Police on Thursday arrested seven people, including six professors and the owner of the building. They are suspected of having kept the children under "inhuman conditions in the name of teaching them the Quran and reforming them."
According to police, some of the captives are from neighboring countries while some were brought there by their parents.
‘’This is not a rehab or an Islamic school, because, as you can see yourself, small children. Some of them are from abroad, from neighbouring countries, Burkina Faso, Mali, Gana and the rest are gathered here, some of them even chained,’’ local police chief Ali Janga told reporters.
In the building in Kaduna city, police have found a “torture chamber’’ where children were tied up and beaten, as evidenced by a large number of serious injuries on the bodies of the young students.
‘’They use to beat us even when we went to observe our prayers,’’ a 14-year-old victim said. ‘’It was my father who told them to bring me here,’’ the boy added.
But, the owner of the building had a different story.

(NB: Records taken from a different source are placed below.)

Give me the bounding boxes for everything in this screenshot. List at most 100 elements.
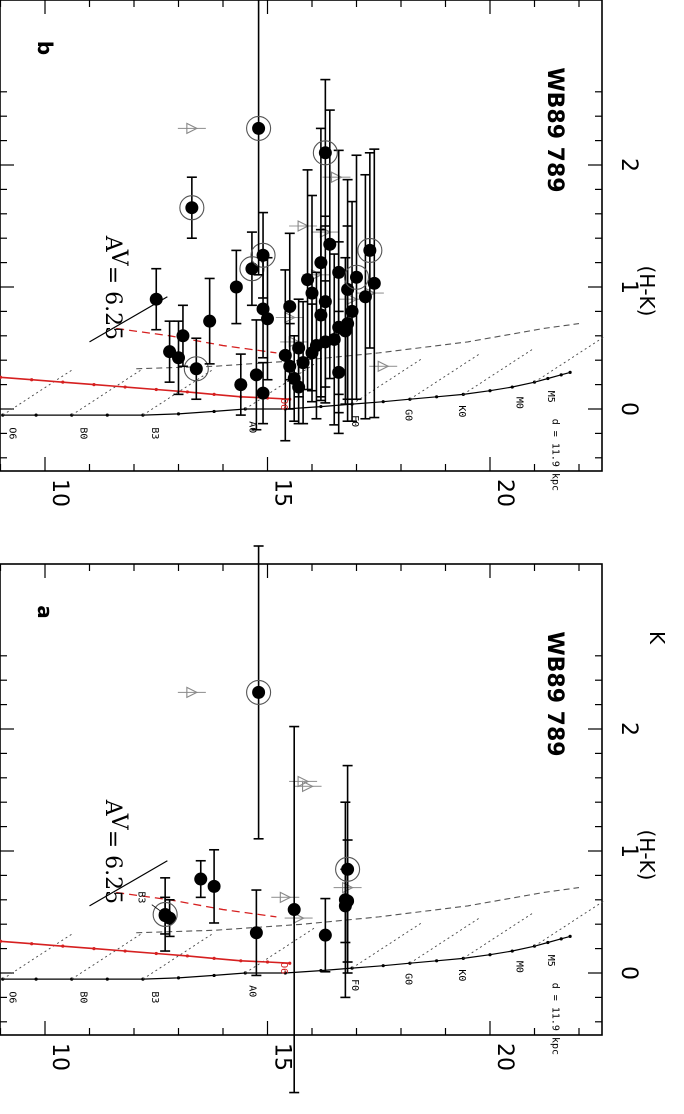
spectral-type-label: B0: [78, 427, 89, 439]
distance-label: d = 11.9 kpc: [549, 983, 560, 1055]
upper-limit-marker: [297, 220, 310, 232]
star-ring: [250, 242, 276, 268]
spectral-type-label: M5: [545, 955, 556, 967]
b3-pointer: [151, 904, 166, 915]
ms-locus-dot: [435, 395, 439, 399]
red-zams-curve: [0, 940, 290, 964]
spectral-type-label: O6: [6, 427, 17, 439]
ms-locus-dot: [212, 973, 216, 978]
panel-a-points: [152, 545, 362, 1094]
star-point: [318, 928, 332, 942]
star-point: [249, 926, 263, 940]
spectral-type-label: A0: [247, 985, 258, 997]
star-point: [350, 270, 363, 284]
red-zams-dot: [123, 385, 127, 389]
ms-locus-dot: [212, 409, 216, 414]
hk-tick-label: 2: [616, 158, 641, 172]
ms-locus-dot: [488, 953, 492, 957]
ms-locus-dot: [546, 376, 550, 381]
star-point: [194, 872, 208, 886]
spectral-type-label: M0: [514, 961, 525, 973]
star-point: [292, 341, 306, 355]
reddening-line: [409, 916, 482, 964]
upper-limit-marker: [297, 775, 310, 788]
upper-limit-marker: [301, 780, 314, 793]
red-reddened-boundary: [116, 891, 277, 918]
red-zams-dot: [212, 956, 216, 960]
k-tick-label: 20: [492, 1043, 517, 1071]
ms-locus-dot: [559, 937, 563, 941]
red-zams-dot: [61, 944, 65, 948]
star-point: [261, 312, 274, 326]
panel-b-points: [149, 0, 398, 442]
reddened-locus: [136, 323, 580, 370]
star-point: [229, 280, 243, 294]
star-point: [341, 282, 355, 296]
star-point: [301, 273, 315, 287]
panel-letter: a: [33, 605, 57, 619]
red-zams-dot: [92, 947, 96, 951]
reddening-line: [2, 368, 75, 416]
object-name: WB89 789: [542, 67, 567, 192]
star-point: [367, 276, 381, 290]
star-point: [345, 304, 359, 318]
red-zams-dot: [30, 942, 34, 946]
reddening-line: [534, 335, 606, 383]
star-ring: [246, 679, 272, 705]
spectral-type-label: F0: [349, 979, 360, 991]
k-tick-label: 15: [270, 1043, 295, 1071]
star-ring: [246, 115, 272, 141]
star-point: [327, 332, 341, 346]
ms-locus-dot: [105, 413, 109, 417]
star-point: [252, 685, 266, 699]
star-point: [189, 362, 203, 376]
star-point: [296, 356, 310, 370]
reddening-line: [71, 368, 144, 416]
k-tick-label: 15: [270, 479, 295, 507]
spectral-type-label: A0: [247, 421, 258, 433]
star-point: [256, 386, 270, 400]
panel-b-frame: [0, 0, 603, 472]
red-zams-dot: [61, 380, 65, 384]
star-point: [163, 345, 177, 359]
star-point: [283, 300, 297, 314]
red-spectral-label: O6: [278, 962, 289, 974]
reddening-line: [245, 362, 317, 410]
hk-tick-label: 2: [616, 722, 641, 736]
ms-locus-dot: [381, 400, 385, 404]
star-ring: [312, 140, 338, 166]
red-zams-dot: [30, 378, 34, 382]
panel-a-frame: [0, 563, 603, 1036]
spectral-type-label: B3: [149, 427, 160, 439]
hk-tick-label: 1: [616, 280, 641, 294]
star-point: [176, 329, 190, 343]
b3-annotation-label: B3: [135, 891, 146, 903]
spectral-type-label: G0: [402, 973, 413, 985]
star-ring: [183, 356, 209, 382]
spectral-type-label: O6: [6, 991, 17, 1003]
star-point: [278, 348, 292, 362]
reddening-line: [351, 357, 424, 405]
star-point: [363, 243, 377, 257]
spectral-type-label: M0: [514, 397, 525, 409]
star-point: [249, 368, 263, 382]
star-point: [256, 248, 270, 262]
red-zams-curve: [0, 376, 290, 400]
red-zams-dot: [0, 375, 3, 379]
red-zams-dot: [123, 949, 127, 953]
star-ring: [357, 237, 383, 263]
star-point: [252, 121, 266, 135]
red-zams-dot: [0, 939, 3, 943]
distance-label: d = 11.9 kpc: [549, 419, 560, 491]
star-point: [318, 146, 332, 160]
av-subscript: V: [106, 249, 131, 267]
hk-tick-label: 0: [616, 402, 641, 416]
y-axis-label: K: [645, 631, 669, 645]
spectral-type-label: B3: [149, 991, 160, 1003]
av-label: A: [100, 799, 125, 817]
red-zams-dot: [212, 392, 216, 396]
star-point: [287, 372, 301, 385]
star-point: [323, 237, 337, 251]
reddening-line: [2, 932, 75, 980]
panel-b-labels: 10 15 20 0 1 2 (H-K) b WB89 789 AV= 6.25 O6 B0 B3 A0 F…: [6, 41, 659, 507]
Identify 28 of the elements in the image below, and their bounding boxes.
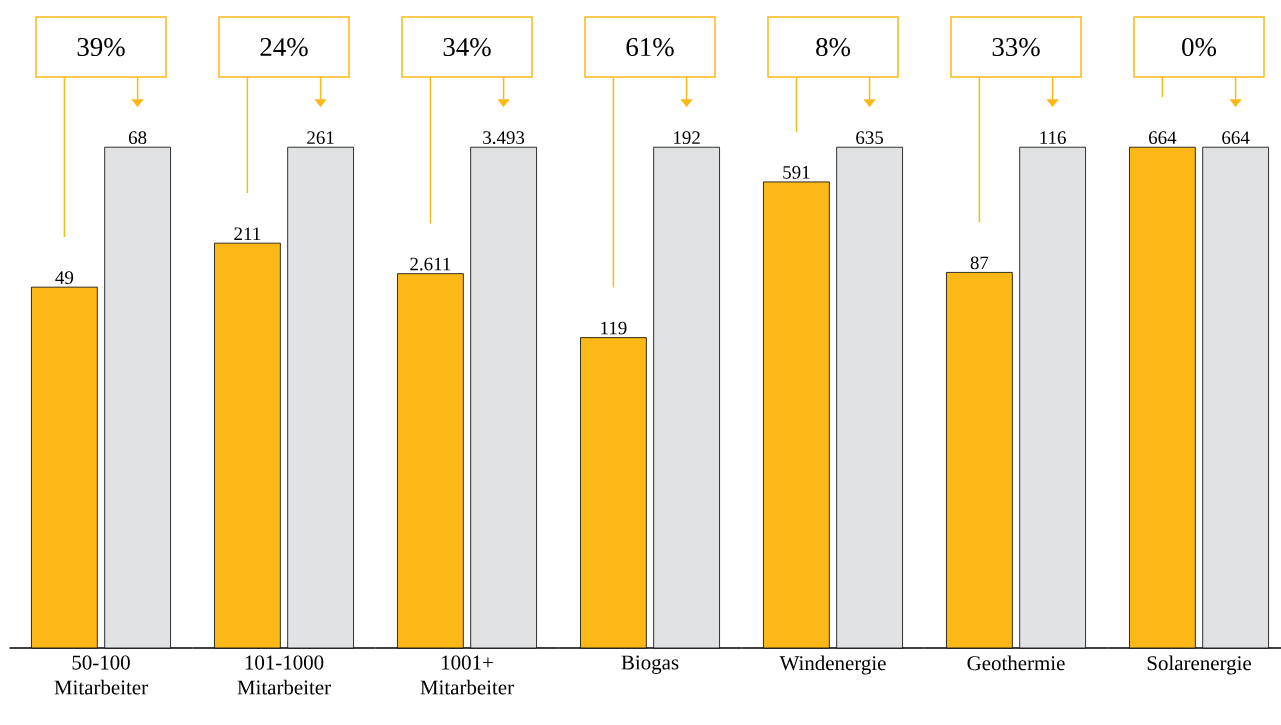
data-label: 49 [55,271,74,284]
data-label: 68 [128,131,147,145]
data-label: 664 [1222,131,1250,145]
text: 8% [816,37,851,57]
data-label: 119 [601,321,627,335]
data-label: 664 [1149,131,1177,145]
text: 34% [443,37,491,57]
data-label: 192 [674,131,700,145]
data-label: 3.493 [483,131,525,145]
data-label: 591 [783,166,810,179]
data-label: 116 [1040,131,1066,145]
text: 61% [626,37,674,57]
x-tick-label: 101-1000 Mitarbeiter [237,655,331,695]
x-tick-label: Geothermie [967,655,1065,671]
data-label: 211 [234,227,261,240]
data-label: 261 [307,131,334,145]
x-tick-label: 50-100 Mitarbeiter [54,655,148,695]
text: 33% [992,37,1040,57]
x-tick-label: Biogas [621,655,679,674]
x-tick-label: Windenergie [779,655,886,675]
x-tick-label: 1001+ Mitarbeiter [420,655,514,695]
text: 0% [1182,37,1217,57]
x-tick-label: Solarenergie [1147,655,1251,675]
data-label: 635 [856,131,884,145]
data-label: 2.611 [410,257,451,271]
text: 39% [77,37,125,57]
data-label: 87 [970,256,989,270]
text: 24% [260,37,308,57]
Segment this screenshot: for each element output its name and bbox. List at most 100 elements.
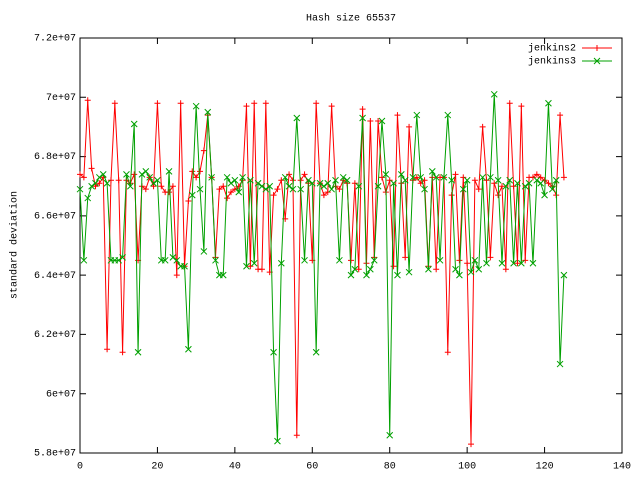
- data-point: [188, 191, 196, 199]
- data-point: [475, 186, 482, 193]
- data-point: [460, 174, 467, 181]
- x-tick-label: 120: [536, 462, 554, 473]
- data-point: [239, 173, 246, 181]
- data-point: [433, 266, 440, 273]
- data-point: [250, 259, 258, 267]
- data-point: [529, 259, 537, 267]
- data-point: [305, 176, 312, 184]
- data-point: [375, 118, 382, 124]
- data-point: [212, 256, 219, 264]
- data-point: [119, 349, 126, 356]
- data-point: [104, 346, 111, 353]
- data-point: [312, 348, 320, 356]
- data-point: [270, 192, 277, 199]
- data-point: [548, 185, 556, 193]
- data-point: [557, 112, 564, 119]
- legend-label: jenkins2: [528, 43, 576, 55]
- data-point: [483, 177, 490, 184]
- data-point: [336, 186, 343, 193]
- data-point: [131, 171, 138, 178]
- data-point: [107, 177, 114, 184]
- data-point: [103, 179, 111, 187]
- data-point: [154, 100, 161, 107]
- chart-title: Hash size 65537: [306, 13, 396, 25]
- data-point: [436, 256, 444, 264]
- data-point: [374, 182, 382, 190]
- x-tick-label: 60: [306, 462, 318, 473]
- data-point: [324, 189, 331, 196]
- data-point: [468, 441, 475, 448]
- data-point: [243, 262, 250, 270]
- data-point: [316, 179, 324, 187]
- y-axis-label: standard deviation: [9, 191, 21, 299]
- data-point: [432, 173, 440, 181]
- data-point: [413, 174, 420, 181]
- data-point: [413, 111, 421, 119]
- data-point: [115, 256, 123, 264]
- x-tick-label: 100: [458, 462, 476, 473]
- data-point: [185, 198, 192, 205]
- data-point: [394, 112, 401, 119]
- data-point: [88, 165, 95, 172]
- data-point: [328, 185, 335, 193]
- data-point: [351, 180, 358, 187]
- data-point: [479, 123, 486, 130]
- y-tick-label: 6.8e+07: [34, 152, 76, 163]
- data-point: [270, 348, 277, 356]
- data-point: [165, 168, 173, 175]
- data-point: [150, 179, 157, 187]
- data-point: [402, 254, 409, 261]
- data-point: [518, 103, 525, 110]
- data-point: [130, 120, 138, 128]
- data-point: [394, 271, 401, 279]
- data-point: [197, 168, 204, 175]
- data-point: [80, 174, 87, 181]
- data-point: [537, 174, 544, 181]
- data-point: [293, 432, 300, 439]
- data-point: [154, 176, 161, 184]
- legend-marker: [593, 57, 601, 65]
- data-point: [99, 171, 107, 178]
- data-point: [552, 176, 560, 184]
- legend-marker: [594, 45, 600, 51]
- data-point: [494, 176, 502, 184]
- data-point: [293, 114, 301, 122]
- y-tick-label: 6.6e+07: [34, 211, 76, 222]
- data-point: [281, 173, 289, 181]
- y-tick-label: 6e+07: [46, 389, 76, 400]
- data-point: [491, 180, 498, 187]
- data-point: [347, 271, 355, 279]
- data-point: [440, 173, 448, 181]
- data-point: [185, 345, 192, 353]
- data-point: [521, 182, 529, 190]
- data-point: [328, 103, 335, 110]
- data-point: [200, 248, 208, 255]
- data-point: [224, 195, 231, 202]
- data-point: [560, 271, 568, 279]
- y-tick-label: 5.8e+07: [34, 449, 76, 460]
- data-point: [96, 173, 103, 181]
- data-point: [208, 173, 215, 181]
- data-point: [192, 102, 200, 110]
- data-point: [262, 100, 269, 107]
- data-point: [169, 254, 177, 261]
- data-point: [514, 260, 521, 267]
- data-point: [161, 256, 169, 264]
- data-point: [297, 185, 305, 193]
- data-point: [126, 182, 134, 190]
- data-point: [254, 179, 262, 187]
- data-point: [320, 192, 327, 199]
- data-point: [475, 265, 483, 273]
- data-point: [425, 265, 432, 273]
- legend-label: jenkins3: [528, 56, 576, 68]
- data-point: [277, 259, 285, 267]
- data-point: [506, 176, 514, 184]
- y-tick-label: 6.4e+07: [34, 271, 76, 282]
- data-point: [177, 100, 184, 107]
- data-point: [247, 263, 254, 270]
- data-point: [417, 173, 425, 181]
- data-point: [386, 431, 394, 439]
- data-point: [258, 266, 265, 273]
- data-point: [123, 171, 130, 178]
- data-point: [246, 176, 254, 184]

He claimed that the parents brought their children to him for rehabilitation, and denies all the allegations of molestation and said that ‘’those in chains are stubborn ones who attempted to escape.’’
‘’All we do in the center is teach people Islam and all those allegations of torture and dehumanizations and homosexuality are false,’’ he said. ‘’We don’t do anything other than reciting the Quran,’’ he claimed.
Apart from being one of the most densely populated communities in the state, this part of Nigeria it is also predominantly muslim. One of the locals reported the case to the police.
‘’Authorities should check all of these illegal structures and make a proper investigation,’’ one of the locals said.
Isa Ibrahim, who tried to escape the day before the raid, explained that being there is like "living in hellfire.’’
"If you are praying they will beat you. If you are studying they will beat you," Ibrahim told the BBC.
The victims are currently in a camp where they are provided with food and medical assistance, while authorities are trying to contact their families.
‘’Yesterday when I came, one of them was vomiting blood so it was really critical,’’ a woman from the medical service said. ‘’One couldn't even stand,’’ she explained.
She also said that some of them needed to be taken to the psychiatric hospital.
Chika Oduha, a freelance journalist, described the crime as disturbing and said that this is not something unusual for Nigeria.
‘’There are many unauthorized, unregulated schools that are operating as Islamic schools to indoctrinate students to learn the Quran, to pray and just to learn the tenets of Islam,’’ she said.
It is still not clear how long the children were held in the school.